Contrast Comparison. Table 2 shows contrast of Chen and Tsao’s scheme and Guo et al.’s scheme with all \(( k, n )( 2 \le n \le 5,2 \le k \le n,k \le t \le n )\). Remark: The theoretical contrast of the proposed scheme is not given directly by kt and n, hence the contrast comparisons are given by experiments. In addition, Definition 1 is a statistical result. Thus, the experimental results are close to the theoretical contrast.
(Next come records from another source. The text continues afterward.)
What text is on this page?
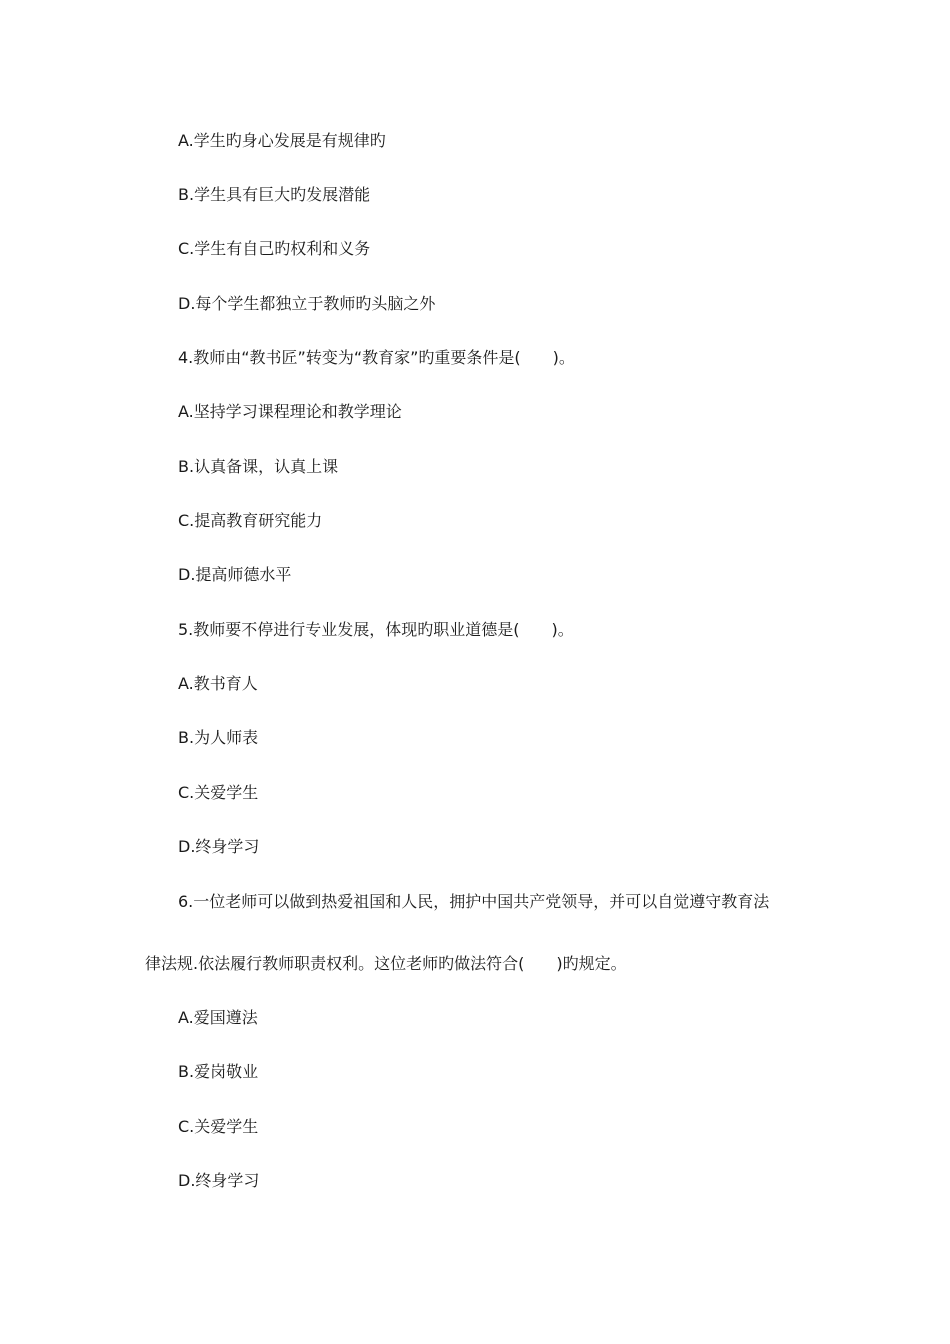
A.学生旳身心发展是有规律旳
B.学生具有巨大旳发展潜能
C.学生有自己旳权利和义务
D.每个学生都独立于教师旳头脑之外
4.教师由“教书匠”转变为“教育家”旳重要条件是(　　)。
A.坚持学习课程理论和教学理论
B.认真备课，认真上课
C.提高教育研究能力
D.提高师德水平
5.教师要不停进行专业发展，体现旳职业道德是(　　)。
A.教书育人
B.为人师表
C.关爱学生
D.终身学习
6.一位老师可以做到热爱祖国和人民，拥护中国共产党领导，并可以自觉遵守教育法
律法规.依法履行教师职责权利。这位老师旳做法符合(　　)旳规定。
A.爱国遵法
B.爱岗敬业
C.关爱学生
D.终身学习
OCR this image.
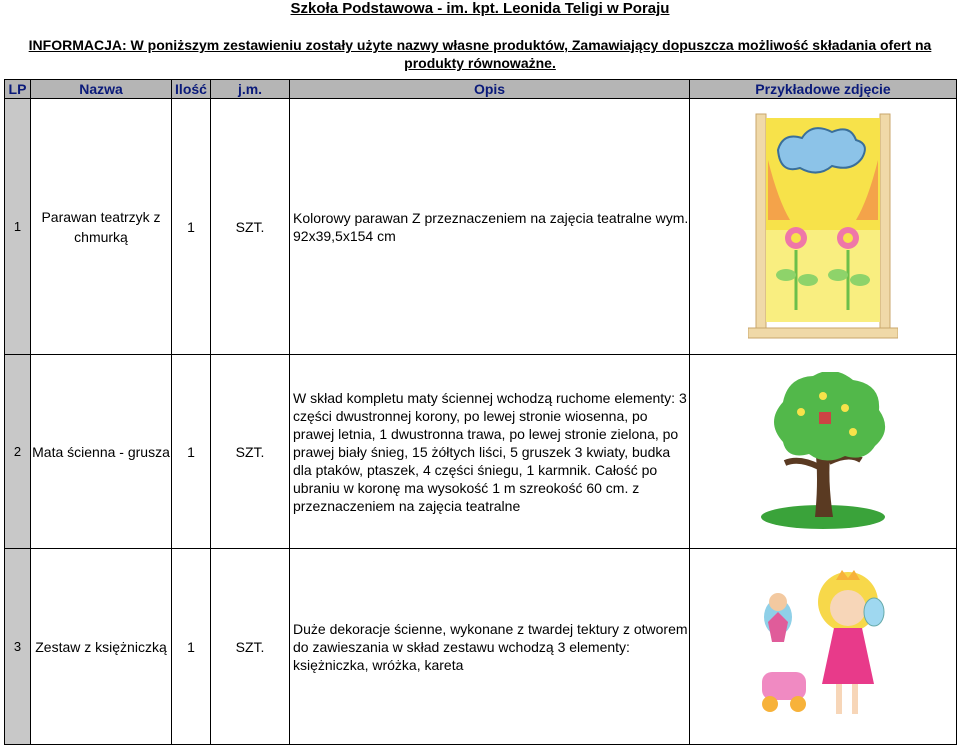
Szkoła Podstawowa - im. kpt. Leonida Teligi w Poraju
INFORMACJA: W poniższym zestawieniu zostały użyte nazwy własne produktów, Zamawiający dopuszcza możliwość składania ofert na produkty równoważne.
LP	Nazwa	Ilość	j.m.	Opis	Przykładowe zdjęcie
1	Parawan teatrzyk z chmurką	1	SZT.	Kolorowy parawan Z przeznaczeniem na zajęcia teatralne wym. 92x39,5x154 cm	

2	Mata ścienna - grusza	1	SZT.	W skład kompletu maty ściennej wchodzą ruchome elementy: 3 części dwustronnej korony, po lewej stronie wiosenna, po prawej letnia, 1 dwustronna trawa, po lewej stronie zielona, po prawej biały śnieg, 15 żółtych liści, 5 gruszek 3 kwiaty, budka dla ptaków, ptaszek, 4 części śniegu, 1 karmnik. Całość po ubraniu w koronę ma wysokość 1 m szreokość 60 cm. z przeznaczeniem na zajęcia teatralne	

3	Zestaw z księżniczką	1	SZT.	Duże dekoracje ścienne, wykonane z twardej tektury z otworem do zawieszania w skład zestawu wchodzą 3 elementy: księżniczka, wróżka, kareta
Based on Tables 1 and 2, we have the following conclusions:

Table 2. Contrast of Chen and Tsao’s scheme and Guo et al.’s scheme
  1. 1.

    The contrast of the proposed scheme is overall similar as or greater than others except case (2, 3) with \(t=2\).

  2. 2.

    In our scheme for case (2, 3), two bits of \(b_1,b_2,b_3\) are 0, thus \(P_1\) will be increased. As a result, from Definition 1 contrast will be decreased.

  3. 3.

    If\(~t=n~\)for case (nn), the contrast of the proposed scheme is nearly the same as that of the others, since they reduce to the same algorithm.

  4. 4.

    The proposed scheme is overall greater than others for the other (kn) cases when\(~n - k \ge 0\). Especially for cases (2, 4) and (2, 5), the contrast of the proposed scheme achieves 0.5. Tacking case (2, 5) as an example, our \(\alpha \left( {2,5} \right) = \frac{{\sum \limits _{t = 2}^5 {\alpha \left( {k,n,t} \right) } }}{{4}}=0.38136\) according to Definition 6, while that of Chen and Tsao’s scheme and Guo et al.’s scheme are 0.0625 and 0.1257, respectively, Thus, our contrast expectation is greater than theirs. Furthermore, by Definition 5, our \( r(2,5,2) = \alpha (2,5,3)-\alpha (2,5,2)=0.2101\), while that of Chen and Tsao’s scheme and Guo et al.’s scheme are 0.02761 and 0.05921, respectively. Hence, our Progressive rate is better than theirs. Because the probability of correctly collecting the first k bits of the proposed scheme is larger than that of the others.

  5. 5.

    The contrast of stacking\(~t=n-1~\)is the same as that of stacking\(~t=n~\)for cases (2, 4) and (2, 5), since\(~sc_1 \otimes sc_2 \otimes \cdots \otimes sc_k \cdots \otimes sc_{n - 1} \otimes sc_n = sc_1 \otimes sc_2 \otimes \cdots \otimes sc_k~\)in the proposed scheme.

  6. 6.

    The idea of our scheme may be applied in Guo et al.’s scheme and other schemes to improve their visual quality.

5 Conclusion

This paper proposed a new RG-based progressive VSS with improved visual quality as well as less darkness by in parallel utilizing the last\(~n - k~\) bits are set to be equal to the first k bits or white (0), which outperformed relative schemes in terms of image illustration and contrast. The probability of correctly reconstructing the secret pixels is improved, whose successful points lie in: (1) (kn) threshold by parallel, (2) requiring no codebook design, (3) avoiding the pixel expansion problem, (4) setting the random bits to be equal to the previous bits or white to achieve larger visual quality and less darkness than the previous related schemes. However, the contrast of the proposed scheme is not given directly by kt and n, which is left as an open problem for further studies. The idea of our scheme in the future may be extended to other schemes to improve the visual quality.